Kuwait’s tyre graveyard was relocated earlier in 2022 through a massive transport operation. The tyres were taken to a new recycling base at Al-Salmi.
The site of the original dump was earmarked for a new housing development and there was a pressing need to deal with the estimated 42 million tyres dumped in the desert.
Competition to win the contract to recycle the tyres was fierce, and one of the winners was EPSCO.
At a plant run by the EPSCO Global General Trading recycling company, employees sort and shred scrap tyres, before pressing the particles into flooring tiles.
“The factory is helping society by cleaning up the dumped old tires and turning them into consumer products,” said EPSCO partner and CEO Alaa Hassan from EPSCO, adding they also export products to neighboring Gulf countries and Asia.
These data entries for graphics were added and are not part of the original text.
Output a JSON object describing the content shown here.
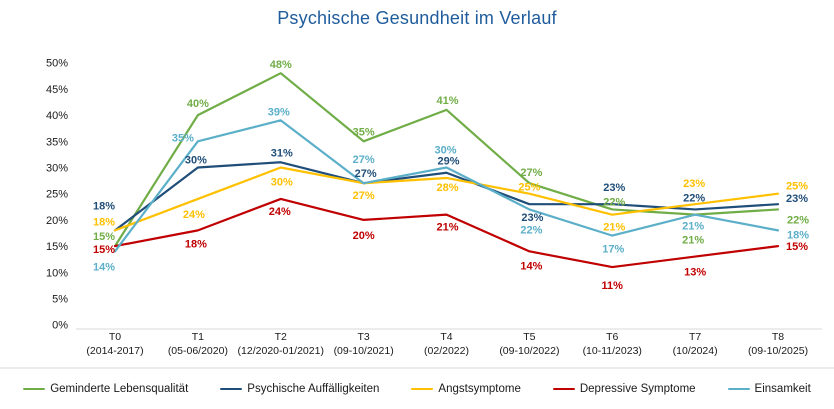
{
  "chart_data": {
    "type": "line",
    "title": "Psychische Gesundheit im Verlauf",
    "categories": [
      "T0",
      "T1",
      "T2",
      "T3",
      "T4",
      "T5",
      "T6",
      "T7",
      "T8"
    ],
    "category_sublabels": [
      "(2014-2017)",
      "(05-06/2020)",
      "(12/2020-01/2021)",
      "(09-10/2021)",
      "(02/2022)",
      "(09-10/2022)",
      "(10-11/2023)",
      "(10/2024)",
      "(09-10/2025)"
    ],
    "series": [
      {
        "name": "Geminderte Lebensqualität",
        "color": "#70AD47",
        "values": [
          15,
          40,
          48,
          35,
          41,
          27,
          22,
          21,
          22
        ]
      },
      {
        "name": "Psychische Auffälligkeiten",
        "color": "#1F4E79",
        "values": [
          18,
          30,
          31,
          27,
          29,
          23,
          23,
          22,
          23
        ]
      },
      {
        "name": "Angstsymptome",
        "color": "#FFC000",
        "values": [
          18,
          24,
          30,
          27,
          28,
          25,
          21,
          23,
          25
        ]
      },
      {
        "name": "Depressive Symptome",
        "color": "#C00000",
        "values": [
          15,
          18,
          24,
          20,
          21,
          14,
          11,
          13,
          15
        ]
      },
      {
        "name": "Einsamkeit",
        "color": "#5BAFC9",
        "values": [
          14,
          35,
          39,
          27,
          30,
          22,
          17,
          21,
          18
        ]
      }
    ],
    "ylim": [
      0,
      50
    ],
    "ytick_step": 5,
    "ytick_labels": [
      "0%",
      "5%",
      "10%",
      "15%",
      "20%",
      "25%",
      "30%",
      "35%",
      "40%",
      "45%",
      "50%"
    ],
    "label_format": "percent",
    "grid": false,
    "legend_position": "bottom"
  },
  "colors": {
    "title": "#1F5C9C",
    "axis_text": "#1a1a1a",
    "separator": "#d9d9d9"
  }
}
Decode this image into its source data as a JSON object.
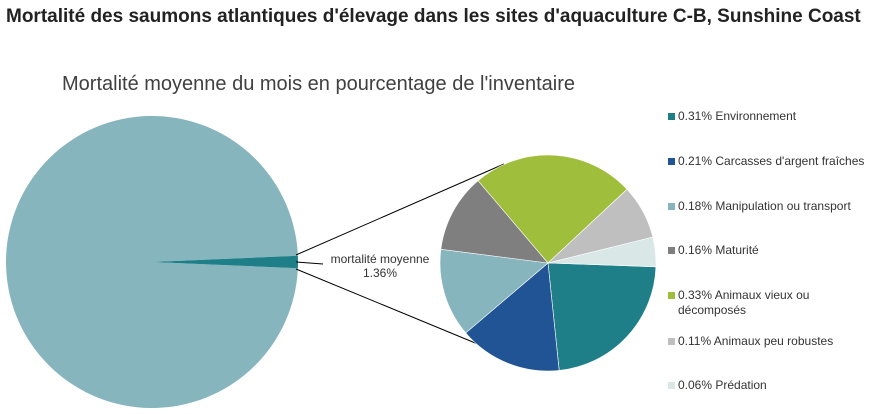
{
  "chart_data": {
    "type": "pie-of-pie",
    "title": "Mortalité des saumons atlantiques d'élevage dans les sites d'aquaculture C-B, Sunshine Coast",
    "subtitle": "Mortalité moyenne du mois en pourcentage de l'inventaire",
    "main_pie": {
      "slices": [
        {
          "label": "mortalité moyenne",
          "value": 1.36,
          "color": "#1f7f89"
        },
        {
          "value": 98.64,
          "color": "#87b5bd"
        }
      ]
    },
    "callout_label": "mortalité moyenne",
    "callout_value": "1.36%",
    "secondary_pie": {
      "slices": [
        {
          "label": "0.31% Environnement",
          "value": 0.31,
          "color": "#1f7f89"
        },
        {
          "label": "0.21% Carcasses d'argent fraîches",
          "value": 0.21,
          "color": "#215495"
        },
        {
          "label": "0.18% Manipulation ou transport",
          "value": 0.18,
          "color": "#87b5bd"
        },
        {
          "label": "0.16% Maturité",
          "value": 0.16,
          "color": "#7f7f7f"
        },
        {
          "label": "0.33% Animaux vieux ou décomposés",
          "value": 0.33,
          "color": "#9fbe3b"
        },
        {
          "label": "0.11% Animaux peu robustes",
          "value": 0.11,
          "color": "#bfbfbf"
        },
        {
          "label": "0.06% Prédation",
          "value": 0.06,
          "color": "#d9e8e6"
        }
      ]
    },
    "legend_position": "right"
  }
}
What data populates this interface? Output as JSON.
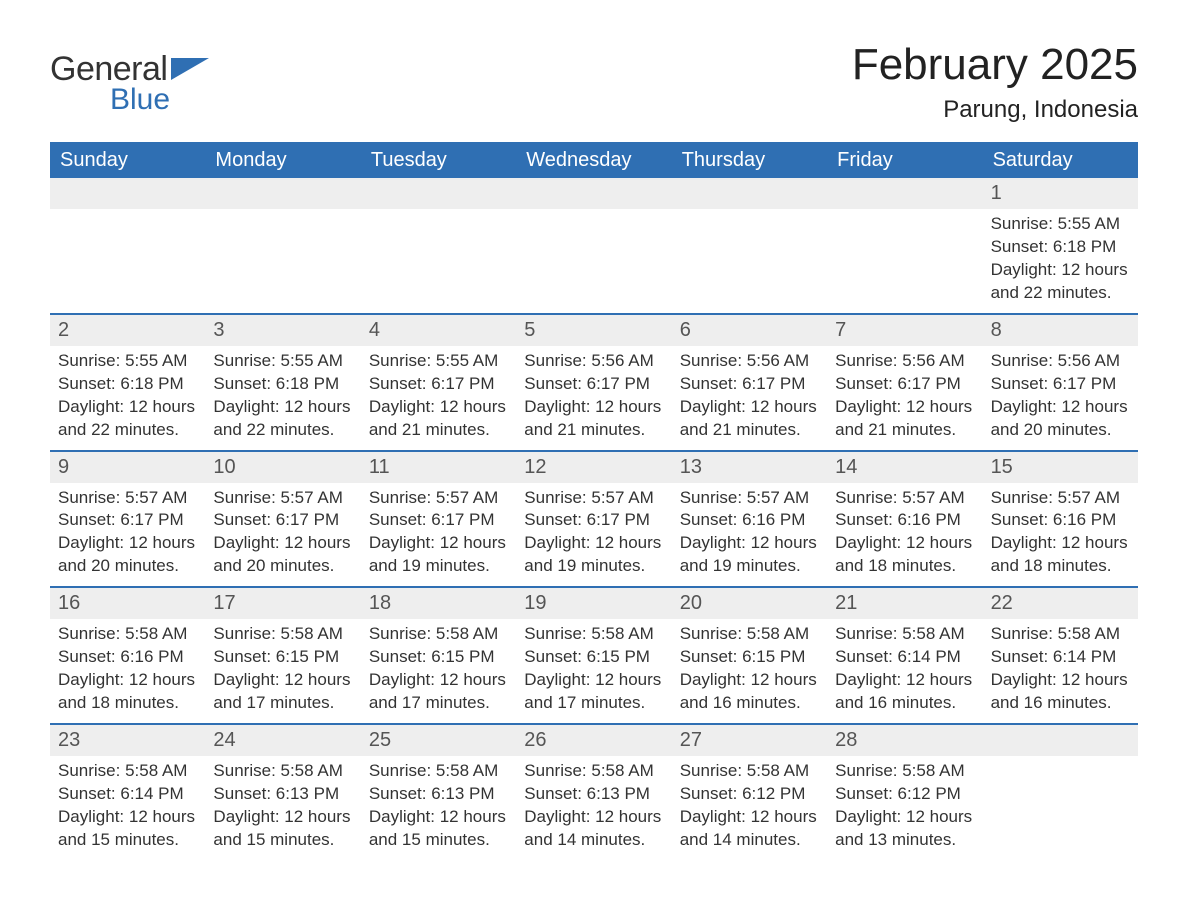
{
  "logo": {
    "text1": "General",
    "text2": "Blue",
    "triangle_color": "#2f6fb3"
  },
  "title": "February 2025",
  "location": "Parung, Indonesia",
  "colors": {
    "header_bg": "#2f6fb3",
    "header_text": "#ffffff",
    "daynum_bg": "#eeeeee",
    "body_text": "#333333",
    "rule": "#2f6fb3"
  },
  "day_names": [
    "Sunday",
    "Monday",
    "Tuesday",
    "Wednesday",
    "Thursday",
    "Friday",
    "Saturday"
  ],
  "weeks": [
    [
      {
        "day": null
      },
      {
        "day": null
      },
      {
        "day": null
      },
      {
        "day": null
      },
      {
        "day": null
      },
      {
        "day": null
      },
      {
        "day": 1,
        "sunrise": "Sunrise: 5:55 AM",
        "sunset": "Sunset: 6:18 PM",
        "daylight1": "Daylight: 12 hours",
        "daylight2": "and 22 minutes."
      }
    ],
    [
      {
        "day": 2,
        "sunrise": "Sunrise: 5:55 AM",
        "sunset": "Sunset: 6:18 PM",
        "daylight1": "Daylight: 12 hours",
        "daylight2": "and 22 minutes."
      },
      {
        "day": 3,
        "sunrise": "Sunrise: 5:55 AM",
        "sunset": "Sunset: 6:18 PM",
        "daylight1": "Daylight: 12 hours",
        "daylight2": "and 22 minutes."
      },
      {
        "day": 4,
        "sunrise": "Sunrise: 5:55 AM",
        "sunset": "Sunset: 6:17 PM",
        "daylight1": "Daylight: 12 hours",
        "daylight2": "and 21 minutes."
      },
      {
        "day": 5,
        "sunrise": "Sunrise: 5:56 AM",
        "sunset": "Sunset: 6:17 PM",
        "daylight1": "Daylight: 12 hours",
        "daylight2": "and 21 minutes."
      },
      {
        "day": 6,
        "sunrise": "Sunrise: 5:56 AM",
        "sunset": "Sunset: 6:17 PM",
        "daylight1": "Daylight: 12 hours",
        "daylight2": "and 21 minutes."
      },
      {
        "day": 7,
        "sunrise": "Sunrise: 5:56 AM",
        "sunset": "Sunset: 6:17 PM",
        "daylight1": "Daylight: 12 hours",
        "daylight2": "and 21 minutes."
      },
      {
        "day": 8,
        "sunrise": "Sunrise: 5:56 AM",
        "sunset": "Sunset: 6:17 PM",
        "daylight1": "Daylight: 12 hours",
        "daylight2": "and 20 minutes."
      }
    ],
    [
      {
        "day": 9,
        "sunrise": "Sunrise: 5:57 AM",
        "sunset": "Sunset: 6:17 PM",
        "daylight1": "Daylight: 12 hours",
        "daylight2": "and 20 minutes."
      },
      {
        "day": 10,
        "sunrise": "Sunrise: 5:57 AM",
        "sunset": "Sunset: 6:17 PM",
        "daylight1": "Daylight: 12 hours",
        "daylight2": "and 20 minutes."
      },
      {
        "day": 11,
        "sunrise": "Sunrise: 5:57 AM",
        "sunset": "Sunset: 6:17 PM",
        "daylight1": "Daylight: 12 hours",
        "daylight2": "and 19 minutes."
      },
      {
        "day": 12,
        "sunrise": "Sunrise: 5:57 AM",
        "sunset": "Sunset: 6:17 PM",
        "daylight1": "Daylight: 12 hours",
        "daylight2": "and 19 minutes."
      },
      {
        "day": 13,
        "sunrise": "Sunrise: 5:57 AM",
        "sunset": "Sunset: 6:16 PM",
        "daylight1": "Daylight: 12 hours",
        "daylight2": "and 19 minutes."
      },
      {
        "day": 14,
        "sunrise": "Sunrise: 5:57 AM",
        "sunset": "Sunset: 6:16 PM",
        "daylight1": "Daylight: 12 hours",
        "daylight2": "and 18 minutes."
      },
      {
        "day": 15,
        "sunrise": "Sunrise: 5:57 AM",
        "sunset": "Sunset: 6:16 PM",
        "daylight1": "Daylight: 12 hours",
        "daylight2": "and 18 minutes."
      }
    ],
    [
      {
        "day": 16,
        "sunrise": "Sunrise: 5:58 AM",
        "sunset": "Sunset: 6:16 PM",
        "daylight1": "Daylight: 12 hours",
        "daylight2": "and 18 minutes."
      },
      {
        "day": 17,
        "sunrise": "Sunrise: 5:58 AM",
        "sunset": "Sunset: 6:15 PM",
        "daylight1": "Daylight: 12 hours",
        "daylight2": "and 17 minutes."
      },
      {
        "day": 18,
        "sunrise": "Sunrise: 5:58 AM",
        "sunset": "Sunset: 6:15 PM",
        "daylight1": "Daylight: 12 hours",
        "daylight2": "and 17 minutes."
      },
      {
        "day": 19,
        "sunrise": "Sunrise: 5:58 AM",
        "sunset": "Sunset: 6:15 PM",
        "daylight1": "Daylight: 12 hours",
        "daylight2": "and 17 minutes."
      },
      {
        "day": 20,
        "sunrise": "Sunrise: 5:58 AM",
        "sunset": "Sunset: 6:15 PM",
        "daylight1": "Daylight: 12 hours",
        "daylight2": "and 16 minutes."
      },
      {
        "day": 21,
        "sunrise": "Sunrise: 5:58 AM",
        "sunset": "Sunset: 6:14 PM",
        "daylight1": "Daylight: 12 hours",
        "daylight2": "and 16 minutes."
      },
      {
        "day": 22,
        "sunrise": "Sunrise: 5:58 AM",
        "sunset": "Sunset: 6:14 PM",
        "daylight1": "Daylight: 12 hours",
        "daylight2": "and 16 minutes."
      }
    ],
    [
      {
        "day": 23,
        "sunrise": "Sunrise: 5:58 AM",
        "sunset": "Sunset: 6:14 PM",
        "daylight1": "Daylight: 12 hours",
        "daylight2": "and 15 minutes."
      },
      {
        "day": 24,
        "sunrise": "Sunrise: 5:58 AM",
        "sunset": "Sunset: 6:13 PM",
        "daylight1": "Daylight: 12 hours",
        "daylight2": "and 15 minutes."
      },
      {
        "day": 25,
        "sunrise": "Sunrise: 5:58 AM",
        "sunset": "Sunset: 6:13 PM",
        "daylight1": "Daylight: 12 hours",
        "daylight2": "and 15 minutes."
      },
      {
        "day": 26,
        "sunrise": "Sunrise: 5:58 AM",
        "sunset": "Sunset: 6:13 PM",
        "daylight1": "Daylight: 12 hours",
        "daylight2": "and 14 minutes."
      },
      {
        "day": 27,
        "sunrise": "Sunrise: 5:58 AM",
        "sunset": "Sunset: 6:12 PM",
        "daylight1": "Daylight: 12 hours",
        "daylight2": "and 14 minutes."
      },
      {
        "day": 28,
        "sunrise": "Sunrise: 5:58 AM",
        "sunset": "Sunset: 6:12 PM",
        "daylight1": "Daylight: 12 hours",
        "daylight2": "and 13 minutes."
      },
      {
        "day": null
      }
    ]
  ]
}
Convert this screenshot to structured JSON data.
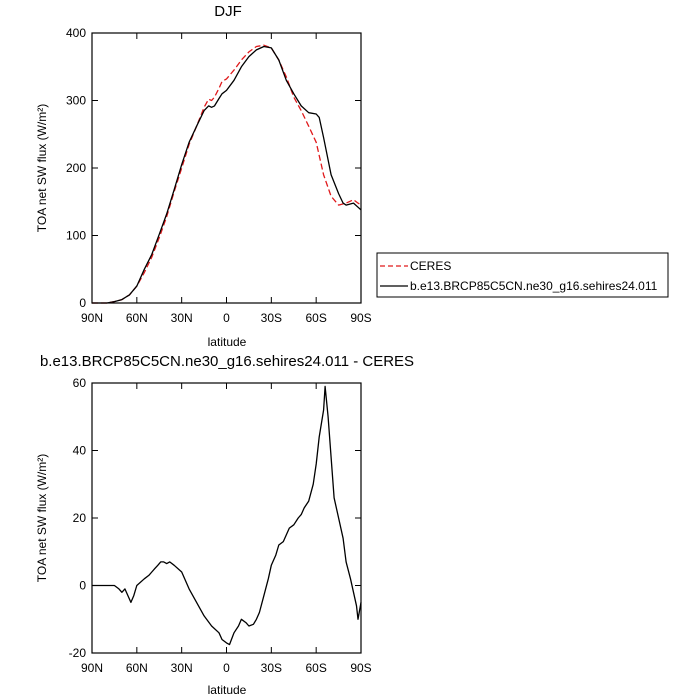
{
  "colors": {
    "model": "#000000",
    "obs": "#e0191b",
    "frame": "#000000"
  },
  "chart_data": [
    {
      "type": "line",
      "title": "DJF",
      "xlabel": "latitude",
      "ylabel": "TOA net SW flux (W/m²)",
      "xlim": [
        90,
        -90
      ],
      "ylim": [
        0,
        400
      ],
      "x_ticks": [
        90,
        60,
        30,
        0,
        -30,
        -60,
        -90
      ],
      "x_tick_labels": [
        "90N",
        "60N",
        "30N",
        "0",
        "30S",
        "60S",
        "90S"
      ],
      "y_ticks": [
        0,
        100,
        200,
        300,
        400
      ],
      "y_tick_labels": [
        "0",
        "100",
        "200",
        "300",
        "400"
      ],
      "grid": false,
      "legend": {
        "placement": "right-outside"
      },
      "series": [
        {
          "name": "CERES",
          "style": "dashed",
          "color": "#e0191b",
          "x": [
            90,
            85,
            80,
            75,
            70,
            65,
            60,
            55,
            50,
            45,
            40,
            35,
            30,
            25,
            20,
            15,
            12,
            10,
            8,
            5,
            3,
            0,
            -5,
            -10,
            -15,
            -20,
            -25,
            -30,
            -35,
            -40,
            -45,
            -50,
            -55,
            -60,
            -65,
            -70,
            -75,
            -80,
            -85,
            -88,
            -90
          ],
          "y": [
            0,
            0,
            0,
            2,
            5,
            12,
            25,
            45,
            68,
            97,
            128,
            165,
            200,
            235,
            262,
            290,
            302,
            300,
            305,
            318,
            328,
            332,
            345,
            360,
            372,
            380,
            382,
            378,
            360,
            335,
            305,
            285,
            262,
            238,
            190,
            158,
            145,
            148,
            153,
            148,
            145
          ]
        },
        {
          "name": "b.e13.BRCP85C5CN.ne30_g16.sehires24.011",
          "style": "solid",
          "color": "#000000",
          "x": [
            90,
            85,
            80,
            75,
            70,
            65,
            60,
            55,
            50,
            45,
            40,
            35,
            30,
            25,
            20,
            15,
            12,
            10,
            8,
            5,
            3,
            0,
            -5,
            -10,
            -15,
            -20,
            -25,
            -30,
            -35,
            -40,
            -45,
            -50,
            -55,
            -60,
            -62,
            -65,
            -70,
            -75,
            -78,
            -80,
            -85,
            -88,
            -90
          ],
          "y": [
            0,
            0,
            0,
            2,
            5,
            12,
            25,
            50,
            72,
            102,
            132,
            168,
            205,
            238,
            262,
            285,
            292,
            290,
            292,
            303,
            310,
            315,
            330,
            350,
            365,
            375,
            380,
            378,
            360,
            330,
            310,
            292,
            282,
            280,
            275,
            245,
            190,
            162,
            148,
            145,
            148,
            142,
            138
          ]
        }
      ]
    },
    {
      "type": "line",
      "title": "b.e13.BRCP85C5CN.ne30_g16.sehires24.011 - CERES",
      "xlabel": "latitude",
      "ylabel": "TOA net SW flux (W/m²)",
      "xlim": [
        90,
        -90
      ],
      "ylim": [
        -20,
        60
      ],
      "x_ticks": [
        90,
        60,
        30,
        0,
        -30,
        -60,
        -90
      ],
      "x_tick_labels": [
        "90N",
        "60N",
        "30N",
        "0",
        "30S",
        "60S",
        "90S"
      ],
      "y_ticks": [
        -20,
        0,
        20,
        40,
        60
      ],
      "y_tick_labels": [
        "-20",
        "0",
        "20",
        "40",
        "60"
      ],
      "grid": false,
      "series": [
        {
          "style": "solid",
          "color": "#000000",
          "x": [
            90,
            75,
            72,
            70,
            68,
            66,
            64,
            62,
            60,
            55,
            52,
            50,
            48,
            46,
            44,
            42,
            40,
            38,
            35,
            30,
            25,
            20,
            15,
            10,
            5,
            3,
            0,
            -2,
            -5,
            -8,
            -10,
            -13,
            -15,
            -18,
            -20,
            -22,
            -25,
            -28,
            -30,
            -33,
            -35,
            -38,
            -40,
            -42,
            -45,
            -48,
            -50,
            -52,
            -55,
            -58,
            -60,
            -62,
            -65,
            -66,
            -68,
            -70,
            -72,
            -75,
            -78,
            -80,
            -83,
            -85,
            -87,
            -88,
            -90
          ],
          "y": [
            0,
            0,
            -1,
            -2,
            -1,
            -3,
            -5,
            -3,
            0,
            2,
            3,
            4,
            5,
            6,
            7,
            7,
            6.5,
            7,
            6,
            4,
            -1,
            -5,
            -9,
            -12,
            -14,
            -16,
            -17,
            -17.5,
            -14,
            -12,
            -10,
            -11,
            -12,
            -11.5,
            -10,
            -8,
            -3,
            2,
            6,
            9,
            12,
            13,
            15,
            17,
            18,
            20,
            21,
            23,
            25,
            30,
            36,
            44,
            52,
            59,
            50,
            38,
            26,
            20,
            14,
            7,
            2,
            -2,
            -6,
            -10,
            -5
          ]
        }
      ]
    }
  ]
}
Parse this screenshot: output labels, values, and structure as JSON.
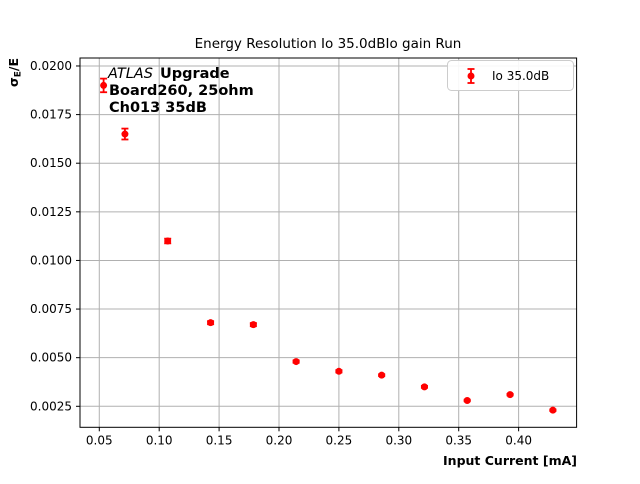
{
  "figure": {
    "background": "#ffffff"
  },
  "chart_data": {
    "type": "scatter",
    "title": "Energy Resolution Io 35.0dBIo gain Run",
    "xlabel": "Input Current [mA]",
    "ylabel": "σE/E",
    "ylabel_parts": {
      "sigma": "σ",
      "subscript": "E",
      "rest": "/E"
    },
    "xlim": [
      0.0339,
      0.4484
    ],
    "ylim": [
      0.00142,
      0.02041
    ],
    "xtick_values": [
      0.05,
      0.1,
      0.15,
      0.2,
      0.25,
      0.3,
      0.35,
      0.4
    ],
    "xtick_labels": [
      "0.05",
      "0.10",
      "0.15",
      "0.20",
      "0.25",
      "0.30",
      "0.35",
      "0.40"
    ],
    "ytick_values": [
      0.0025,
      0.005,
      0.0075,
      0.01,
      0.0125,
      0.015,
      0.0175,
      0.02
    ],
    "ytick_labels": [
      "0.0025",
      "0.0050",
      "0.0075",
      "0.0100",
      "0.0125",
      "0.0150",
      "0.0175",
      "0.0200"
    ],
    "grid": true,
    "grid_color": "#b0b0b0",
    "spine_color": "#000000",
    "legend": {
      "label": "Io 35.0dB",
      "position": "upper right",
      "border_color": "#cccccc",
      "marker": "errorbar-point"
    },
    "annotation": {
      "line1_italic": "ATLAS",
      "line1_bold": "Upgrade",
      "line2": "Board260, 25ohm",
      "line3": "Ch013 35dB"
    },
    "series": [
      {
        "name": "Io 35.0dB",
        "color": "#ff0000",
        "marker": "circle",
        "x": [
          0.0536,
          0.0714,
          0.1071,
          0.1429,
          0.1786,
          0.2143,
          0.25,
          0.2857,
          0.3214,
          0.3571,
          0.3929,
          0.4286
        ],
        "y": [
          0.019,
          0.0165,
          0.011,
          0.0068,
          0.0067,
          0.0048,
          0.0043,
          0.0041,
          0.0035,
          0.0028,
          0.0031,
          0.0023
        ],
        "yerr": [
          0.00035,
          0.00028,
          0.00012,
          8e-05,
          8e-05,
          6e-05,
          6e-05,
          5e-05,
          5e-05,
          4e-05,
          4e-05,
          4e-05
        ]
      }
    ]
  }
}
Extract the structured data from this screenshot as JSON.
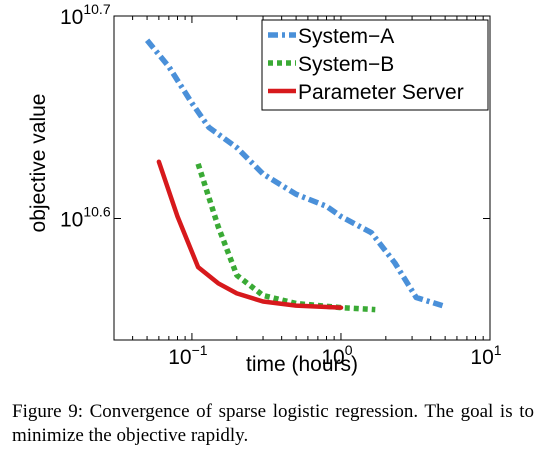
{
  "chart_data": {
    "type": "line",
    "xlabel": "time (hours)",
    "ylabel": "objective value",
    "x_scale": "log",
    "y_scale": "log",
    "xlim": [
      0.03,
      10
    ],
    "ylim_exponent": [
      10.54,
      10.7
    ],
    "x_ticks": [
      {
        "value": 0.1,
        "base": "10",
        "exp": "−1"
      },
      {
        "value": 1,
        "base": "10",
        "exp": "0"
      },
      {
        "value": 10,
        "base": "10",
        "exp": "1"
      }
    ],
    "y_ticks": [
      {
        "value": 10.6,
        "base": "10",
        "exp": "10.6"
      },
      {
        "value": 10.7,
        "base": "10",
        "exp": "10.7"
      }
    ],
    "legend_position": "top-right",
    "series": [
      {
        "name": "System−A",
        "color": "#4a90d9",
        "style": "dash-dot",
        "x": [
          0.05,
          0.07,
          0.1,
          0.13,
          0.2,
          0.3,
          0.5,
          0.8,
          1.0,
          1.6,
          2.3,
          3.2,
          4.8
        ],
        "y": [
          10.688,
          10.675,
          10.657,
          10.645,
          10.635,
          10.622,
          10.612,
          10.606,
          10.601,
          10.593,
          10.578,
          10.561,
          10.557
        ]
      },
      {
        "name": "System−B",
        "color": "#3aaa35",
        "style": "dotted",
        "x": [
          0.11,
          0.15,
          0.2,
          0.3,
          0.5,
          1.0,
          1.7
        ],
        "y": [
          10.627,
          10.596,
          10.572,
          10.562,
          10.558,
          10.556,
          10.555
        ]
      },
      {
        "name": "Parameter Server",
        "color": "#d7191c",
        "style": "solid",
        "x": [
          0.06,
          0.08,
          0.11,
          0.15,
          0.2,
          0.3,
          0.5,
          1.0
        ],
        "y": [
          10.628,
          10.601,
          10.576,
          10.568,
          10.563,
          10.559,
          10.557,
          10.556
        ]
      }
    ]
  },
  "caption": "Figure 9: Convergence of sparse logistic regression. The goal is to minimize the objective rapidly."
}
The EPSCO plant, which began operations in January 2021, can recycle up to 3 million tyres a year, the company said. Scrap tyres are a major environmental problem worldwide due to their bulk and the chemicals they can release.
Kuwait, an OPEC member with a population around 4.5 million, had about 2.4 million vehicles in 2019, Central Statistical Bureau data shows, up from 1.5 million in 2010.
The government hopes Al-Salmi will become a tyre recycling hub, with more factories planned.
The Al Khair Group transported more than half of all the tyres to the new site using up to 500 trucks a day and is planning to open a factory to pyrolyse the tyres, its CEO Hammoud Al-Marri said.